Equally, as I noted at the end of the last year, this is what we can expect to see more of in 2016. Large companies that have assets and resources making investments in innovative companies that need to leverage those assets and resources.

Route to market will be a hell of a lot quicker than Lyft developing its own driverless cars or GM trying to jump on the Uber/Lyft bandwagon itself.

This is old industry meeting new industry - with Silicon Valley at the centre of the change.

And for the consumer? Do I really care who built the car I’m hailing via Lyft? Nope. If it means less costs (and is potentially safer) because it’s driverless, then I’m sure many people will be happy. As we’ve seen in plenty of markets, no amount of nostalgia or allegiance to traditional cabs can outweigh the ease of use or price point of these new companies.

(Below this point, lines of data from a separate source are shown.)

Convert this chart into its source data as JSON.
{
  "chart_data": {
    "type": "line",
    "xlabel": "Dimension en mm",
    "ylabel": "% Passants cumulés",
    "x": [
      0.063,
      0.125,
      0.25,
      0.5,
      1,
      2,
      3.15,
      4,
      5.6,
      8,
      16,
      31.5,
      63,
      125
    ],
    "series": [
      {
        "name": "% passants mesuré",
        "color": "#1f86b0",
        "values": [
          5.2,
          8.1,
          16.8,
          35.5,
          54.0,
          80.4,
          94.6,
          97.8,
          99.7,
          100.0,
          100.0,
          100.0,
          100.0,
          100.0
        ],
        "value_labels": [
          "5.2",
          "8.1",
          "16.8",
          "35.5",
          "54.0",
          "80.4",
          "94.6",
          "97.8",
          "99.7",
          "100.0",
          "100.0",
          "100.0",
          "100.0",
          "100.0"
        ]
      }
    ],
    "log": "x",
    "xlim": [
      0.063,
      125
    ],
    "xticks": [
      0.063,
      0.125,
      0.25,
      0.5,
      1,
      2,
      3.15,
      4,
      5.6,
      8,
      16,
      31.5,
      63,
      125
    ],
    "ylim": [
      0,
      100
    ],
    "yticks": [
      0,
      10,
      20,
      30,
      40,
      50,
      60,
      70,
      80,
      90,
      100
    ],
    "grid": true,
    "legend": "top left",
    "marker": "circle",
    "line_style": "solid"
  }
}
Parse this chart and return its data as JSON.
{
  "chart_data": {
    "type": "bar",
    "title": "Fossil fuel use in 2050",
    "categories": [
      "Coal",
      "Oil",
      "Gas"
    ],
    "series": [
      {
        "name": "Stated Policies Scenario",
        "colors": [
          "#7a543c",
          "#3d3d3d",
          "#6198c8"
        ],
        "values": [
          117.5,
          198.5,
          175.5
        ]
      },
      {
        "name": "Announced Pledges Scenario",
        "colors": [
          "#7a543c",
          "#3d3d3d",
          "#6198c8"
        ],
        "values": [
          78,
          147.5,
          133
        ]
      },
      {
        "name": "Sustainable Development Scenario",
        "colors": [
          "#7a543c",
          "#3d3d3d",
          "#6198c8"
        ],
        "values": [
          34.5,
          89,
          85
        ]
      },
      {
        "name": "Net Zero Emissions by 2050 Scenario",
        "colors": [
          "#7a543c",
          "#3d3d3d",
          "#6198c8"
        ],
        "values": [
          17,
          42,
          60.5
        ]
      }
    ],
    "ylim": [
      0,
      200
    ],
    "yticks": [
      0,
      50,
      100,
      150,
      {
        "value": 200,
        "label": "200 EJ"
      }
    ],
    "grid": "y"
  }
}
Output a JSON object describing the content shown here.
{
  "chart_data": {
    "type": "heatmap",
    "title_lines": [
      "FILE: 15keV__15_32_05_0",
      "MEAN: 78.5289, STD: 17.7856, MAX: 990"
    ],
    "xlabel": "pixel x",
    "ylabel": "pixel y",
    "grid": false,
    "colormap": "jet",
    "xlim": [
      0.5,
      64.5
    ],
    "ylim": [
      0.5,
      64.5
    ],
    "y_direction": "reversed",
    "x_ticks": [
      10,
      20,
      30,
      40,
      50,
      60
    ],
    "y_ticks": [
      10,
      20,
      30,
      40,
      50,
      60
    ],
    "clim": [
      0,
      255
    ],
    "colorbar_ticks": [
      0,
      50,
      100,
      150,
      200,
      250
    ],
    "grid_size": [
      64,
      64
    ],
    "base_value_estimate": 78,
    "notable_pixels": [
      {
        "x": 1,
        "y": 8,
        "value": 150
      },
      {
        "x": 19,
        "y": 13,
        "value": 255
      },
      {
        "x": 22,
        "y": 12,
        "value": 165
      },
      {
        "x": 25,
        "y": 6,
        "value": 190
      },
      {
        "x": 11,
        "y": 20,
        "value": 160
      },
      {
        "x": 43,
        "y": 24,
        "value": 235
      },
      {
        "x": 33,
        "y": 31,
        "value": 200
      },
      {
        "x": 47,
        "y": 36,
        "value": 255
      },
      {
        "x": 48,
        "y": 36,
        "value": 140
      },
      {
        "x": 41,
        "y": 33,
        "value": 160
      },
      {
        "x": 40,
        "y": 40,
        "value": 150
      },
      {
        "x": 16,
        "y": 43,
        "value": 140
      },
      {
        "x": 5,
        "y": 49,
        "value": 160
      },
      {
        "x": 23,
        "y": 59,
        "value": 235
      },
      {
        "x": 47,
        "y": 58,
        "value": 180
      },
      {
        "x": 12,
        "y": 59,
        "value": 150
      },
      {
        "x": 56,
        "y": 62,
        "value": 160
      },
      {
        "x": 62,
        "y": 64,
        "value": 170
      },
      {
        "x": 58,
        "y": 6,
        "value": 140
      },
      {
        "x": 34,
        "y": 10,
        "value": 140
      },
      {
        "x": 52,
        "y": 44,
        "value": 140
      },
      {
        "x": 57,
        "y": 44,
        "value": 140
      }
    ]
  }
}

However, we shouldn’t shy away from the fact that this could mean that taxi driving is no longer

Tearing up L plate after passing driving test
actually a career in 10 years time. That too has implications.

My take

Will we see something similar from Uber? Lyft has a first mover advantage here, but Uber has a much larger network.

Equally, regulations are going to be a challenge for these companies. Driverless cars aren’t a sure thing just yet, even though governments seem open to the idea.

But ultimately, this is a smart move from both companies.